Background technology
Day by day exhausted along with non-renewable petrochemical material, and the global warming issue that causes of the greenhouse gases of the harm to environment, particularly burning and exhausting more and more receives the concern of the mankind.With reproducible resource for raw material, through carrying out alternative petrochemical material to environment without the process of harm, become the direction that the whole world is all being tried to explore.At present, with lignocellulose biomass, such as, the raw material such as maize straw (corn cob), wheat straw, rice husk, cereal, reed, timber carries out energy development capable of circulation just becomes one of developing direction of the future biological energy, receives global common concern.Can give birth in energy industry process, the enzymolysis process of cellulase have played very large effect in C circulation and energy transformation.But the subject matter that cellulose enzyme solution preocess faces is that enzymolysis efficiency is low, particularly along with the quickening of industrialization of the country paces, problem of environmental pollution is more and more serious, the particularly heavy metal contamination of underground water.This just cause used in actual industrial in water or former water be water containing various heavy metal ion.And the activity of cellulase and lignocellulose are all easy to the interference being subject to heavy metal ion, cause cellulase can not play maximum effect in lignocellulose hydrolytic process, or lignocellulosic material is subject to middle water or former underwater gold and belong to ionization and cause enzymolysis efficiency to reduce.

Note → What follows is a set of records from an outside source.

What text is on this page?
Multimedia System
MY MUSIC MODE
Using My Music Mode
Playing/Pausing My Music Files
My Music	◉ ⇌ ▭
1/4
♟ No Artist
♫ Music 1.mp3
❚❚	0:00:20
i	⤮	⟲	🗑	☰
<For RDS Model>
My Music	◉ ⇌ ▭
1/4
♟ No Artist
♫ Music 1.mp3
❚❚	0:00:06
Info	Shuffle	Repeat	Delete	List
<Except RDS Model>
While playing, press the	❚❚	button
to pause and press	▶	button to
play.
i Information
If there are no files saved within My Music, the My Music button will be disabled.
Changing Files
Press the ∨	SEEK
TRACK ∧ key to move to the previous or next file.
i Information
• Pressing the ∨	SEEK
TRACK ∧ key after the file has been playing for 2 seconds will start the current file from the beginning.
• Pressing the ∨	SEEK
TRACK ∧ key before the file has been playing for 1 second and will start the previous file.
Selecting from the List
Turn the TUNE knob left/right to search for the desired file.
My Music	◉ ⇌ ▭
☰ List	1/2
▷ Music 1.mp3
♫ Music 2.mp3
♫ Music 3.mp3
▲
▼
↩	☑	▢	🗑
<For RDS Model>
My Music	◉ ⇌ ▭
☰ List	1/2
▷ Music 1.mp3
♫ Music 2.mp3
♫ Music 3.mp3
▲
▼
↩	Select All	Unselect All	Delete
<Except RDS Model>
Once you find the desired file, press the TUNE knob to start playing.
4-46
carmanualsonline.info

Chinese patent literature CN101092447A(application number 200610090131.9) disclose the cellulase enzymolysis auxiliary agent deriving from straw material prepared with the following method: straw powder is carried out water cleaning, filters to obtain cell walls filter residue; The 0.1-0.5MOL/L NAOH solution containing 20-50MM xitix VC, mass percent 0.1-0.5% mercaptoethanol, 1-5MM PMSF, 5-10MM EDTA is added by proportioning; Be incubated 10-30 hour at 30-70 DEG C of temperature, and to add PMSF to final concentration every 3-5 hour be that 1-5MM extracts; After extraction completes, centrifugal and collect supernatant liquor; Supernatant liquor hydrochloric acid is adjusted PH, and adds alcohol and fully shake up, centrifugally again obtain throw out through placing, then carry out low-temperature vacuum drying, the cellulase enzymolysis auxiliary agent of stalk cell wall dry weight 10% must be accounted for.This patent documentation does not relate to middle water or raw water quality to the impact of cellulosic substrate or the impact on cellulase degradation effect.

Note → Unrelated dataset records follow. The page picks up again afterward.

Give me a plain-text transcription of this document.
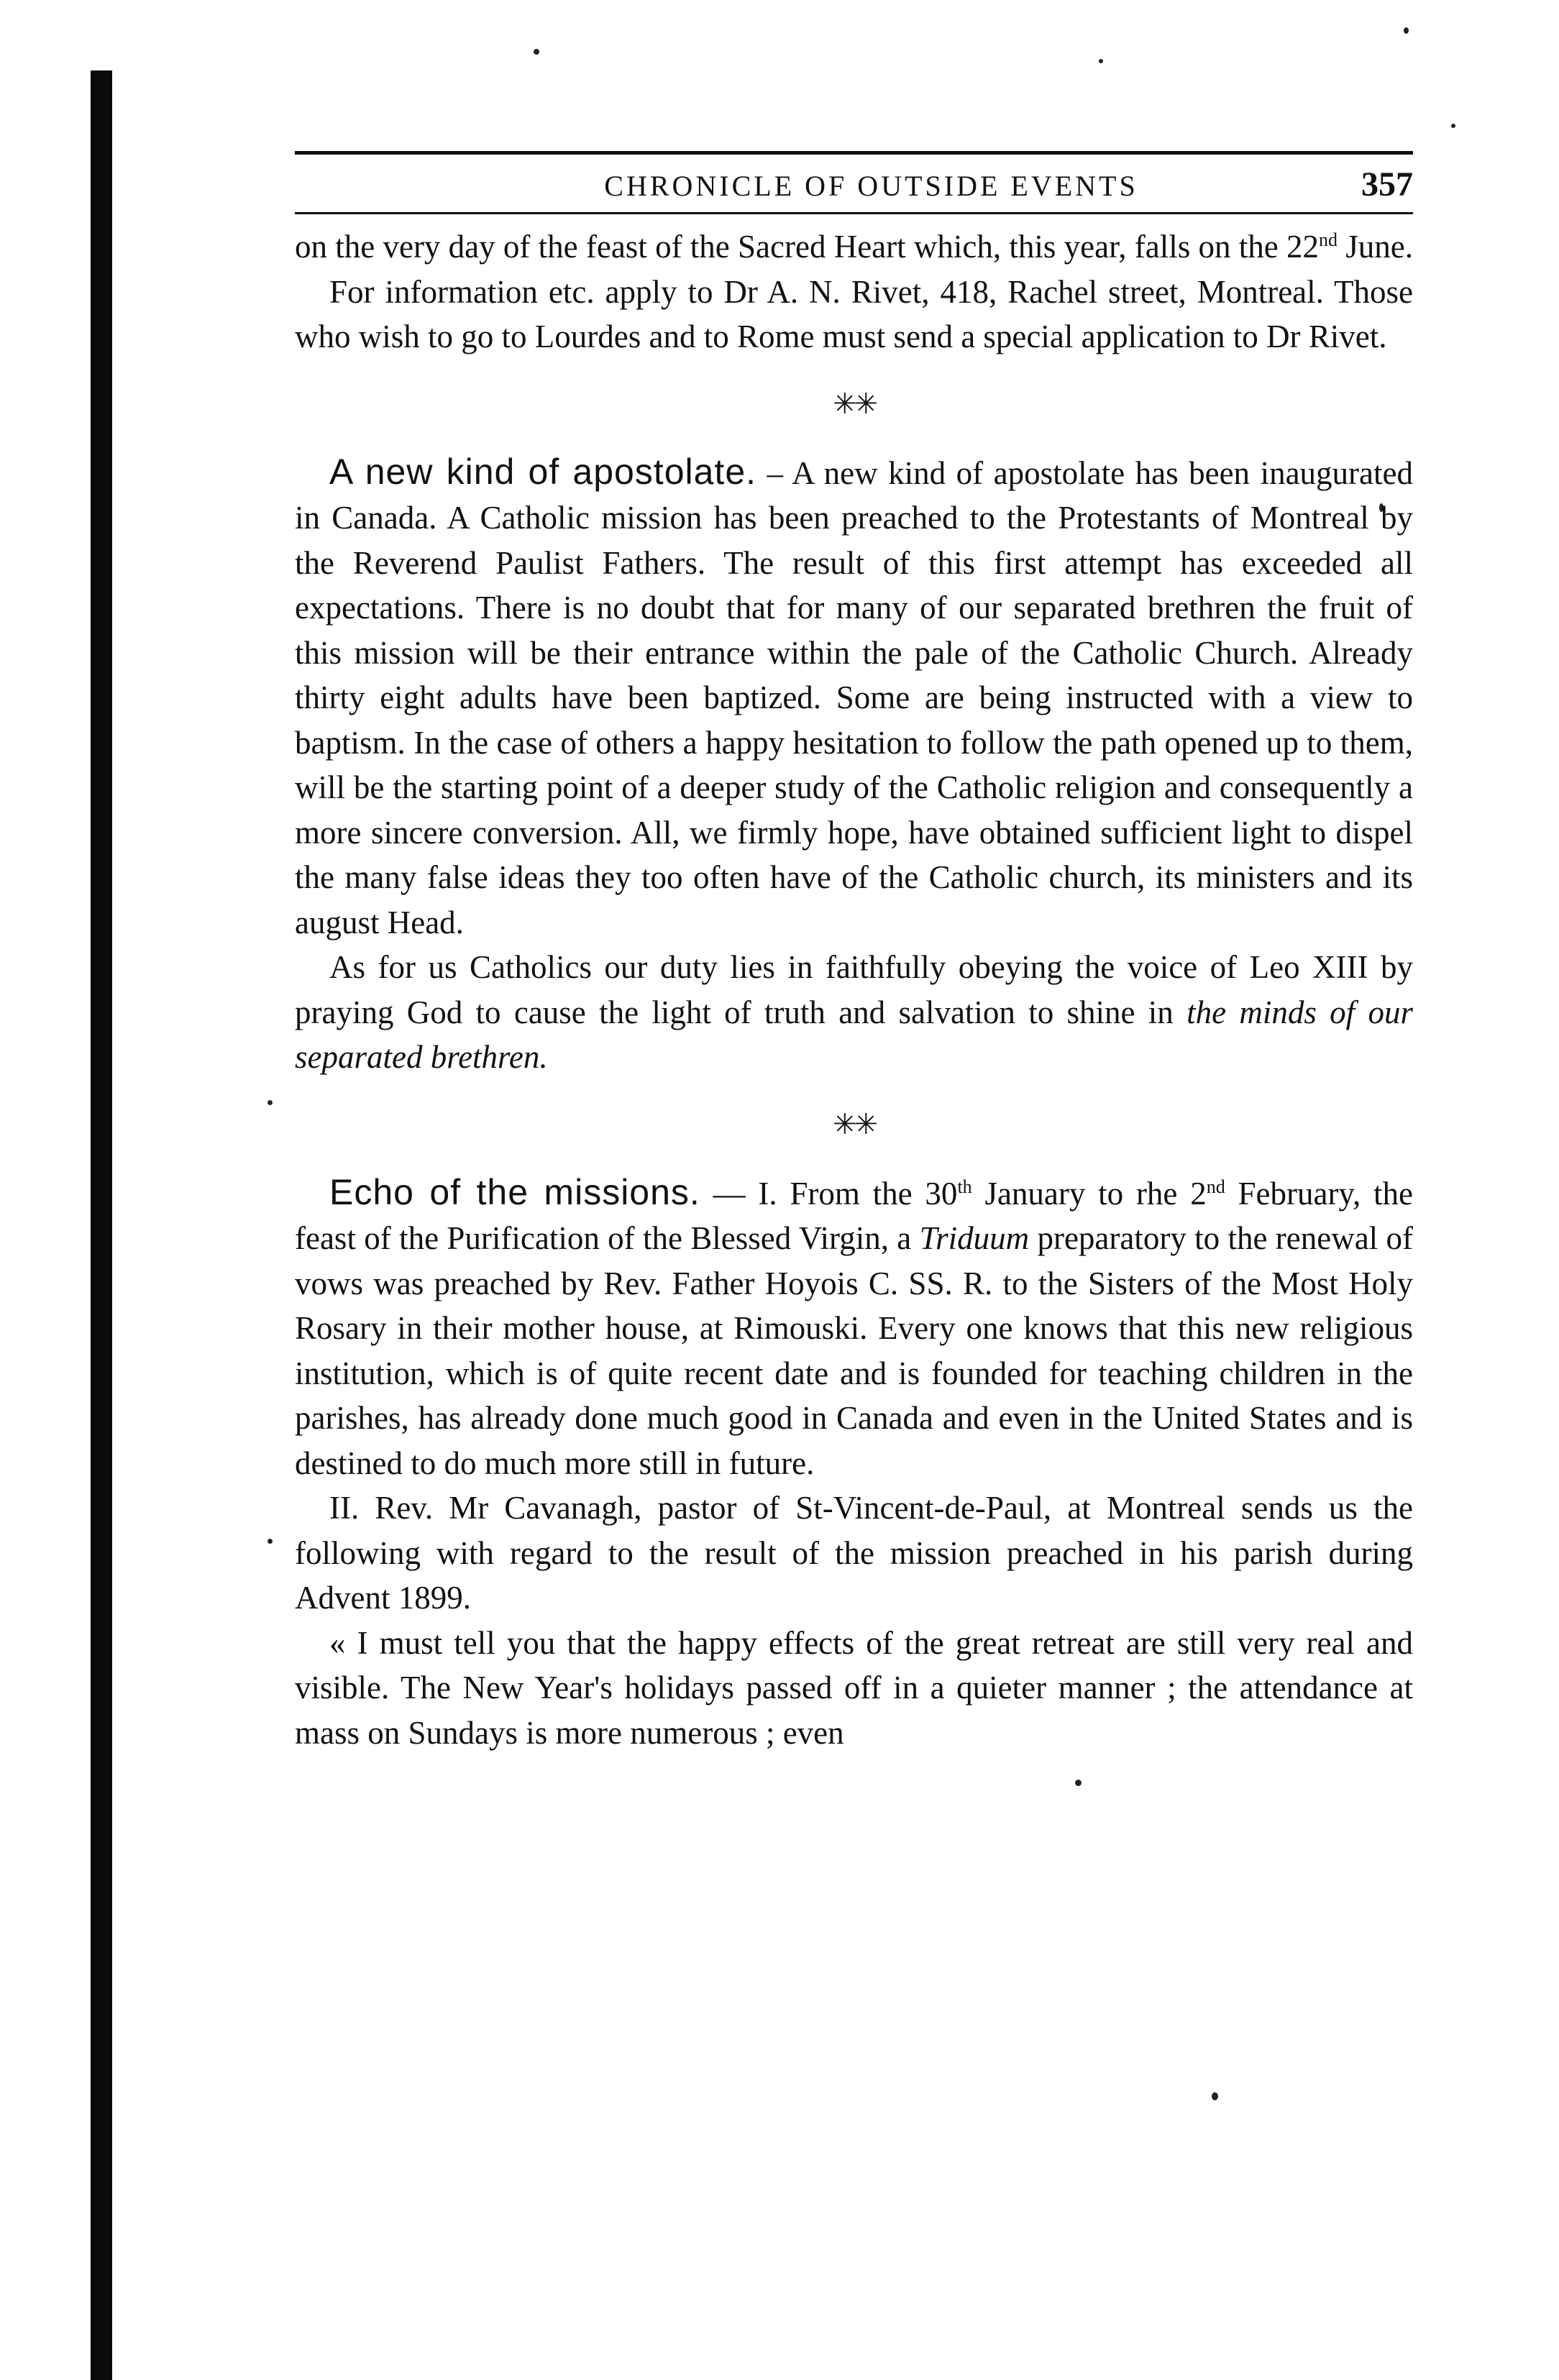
CHRONICLE OF OUTSIDE EVENTS	357

on the very day of the feast of the Sacred Heart which, this year, falls on the 22nd June.

For information etc. apply to Dr A. N. Rivet, 418, Rachel street, Montreal. Those who wish to go to Lourdes and to Rome must send a special application to Dr Rivet.

✳✳

A new kind of apostolate. – A new kind of apostolate has been inaugurated in Canada. A Catholic mission has been preached to the Protestants of Montreal by the Reverend Paulist Fathers. The result of this first attempt has exceeded all expectations. There is no doubt that for many of our separated brethren the fruit of this mission will be their entrance within the pale of the Catholic Church. Already thirty eight adults have been baptized. Some are being instructed with a view to baptism. In the case of others a happy hesitation to follow the path opened up to them, will be the starting point of a deeper study of the Catholic religion and consequently a more sincere conversion. All, we firmly hope, have obtained sufficient light to dispel the many false ideas they too often have of the Catholic church, its ministers and its august Head.

As for us Catholics our duty lies in faithfully obeying the voice of Leo XIII by praying God to cause the light of truth and salvation to shine in the minds of our separated brethren.

✳✳

Echo of the missions. — I. From the 30th January to rhe 2nd February, the feast of the Purification of the Blessed Virgin, a Triduum preparatory to the renewal of vows was preached by Rev. Father Hoyois C. SS. R. to the Sisters of the Most Holy Rosary in their mother house, at Rimouski. Every one knows that this new religious institution, which is of quite recent date and is founded for teaching children in the parishes, has already done much good in Canada and even in the United States and is destined to do much more still in future.

II. Rev. Mr Cavanagh, pastor of St-Vincent-de-Paul, at Montreal sends us the following with regard to the result of the mission preached in his parish during Advent 1899.

« I must tell you that the happy effects of the great retreat are still very real and visible. The New Year's holidays passed off in a quieter manner ; the attendance at mass on Sundays is more numerous ; even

Chinese patent literature CN101899488A(application number 201010228581.6) disclose a kind of lignocellulose enzymic hydrolysis and be coupled with film separation unit and produce the method for high-concentration reduced sugar.The method utilizes lignocellulose substrate, lytic enzyme and enzymolysis product reducing sugar in micro-filtration and ultra-filtration and separation enzymolysis solution, realizes the Reusability of substrate and enzyme, and concentrates enzymolysis solution by nanofiltration, the reducing sugar solution of obtained high density.Although the method achieve the industrialization that cellulose hydrolysis produces reducing sugar, but water loss is larger, and higher to the requirement of water quality, the middle water after industrial treatment or former water cannot obtain reducing sugar by aforesaid method, do not relate to the restraining effect of middle water to lignocellulose enzymolysis.
Summary of the invention
The present invention is directed to the deficiencies in the prior art, a kind of utilize reductive agent to remove in water method that enzymolysis lignocellulose is suppressed
Term explanation
Middle water of the present invention refers to the process water reuse water after treatment suffering metal serious pollution, and water quality meets GB/TT18920-2002 standard, and wherein iron concentration is 3 ~ 10mM.
Technical scheme of the present invention is as follows:
The method that in utilizing reductive agent to remove, water suppresses enzymolysis lignocellulose, step is as follows:
(1) will treat that lignocellulose degradation raw material soaks 20 ~ 28h under 40 ~ 50 DEG C of conditions in middle water, obtained preprocessing lignocellulose;
(2) preprocessing lignocellulose obtained for step (1) being immersed concentration is in dithiothreitol (DTT) (DTT) solution of 2 ~ 10mM, 20 ~ 28h is soaked under 40 ~ 50 DEG C of conditions, then through water or wash buffer to pH to 4.5 ~ 5.5, dry obtained lignocellulosic material;
(3) immersed in cellulose enzyme liquid by lignocellulosic material obtained for step (2) in the ratio of saccharification system weight per-cent 3 ~ 8%, enzyme concn is 20 ~ 40mg/g, under 40 ~ 60 DEG C of conditions, carry out saccharification, saccharification 80 ~ 100h, obtained hydrolyzed solution.
Preferred according to the present invention, treat in described step (1) that lignocellulose degradation raw material is Microcrystalline Cellulose, maize straw, wheat straw, rice husk, cereal, reed, timber, wheat bran, xylose residue and/or delignification slag.
Preferred according to the present invention, in described step (2), water is tap water or purified water.
Preferred according to the present invention, in described step (2), damping fluid is by tap water or purified water or the concentration 0.01 ~ 0.05M by its preparation, the Citrate trianion of pH4.5 ~ 5.5, phosphoric acid salt or acetate buffer.
Preferred according to the present invention, in described step (3), lignocellulosic material addition is 5% of saccharification system weight per-cent.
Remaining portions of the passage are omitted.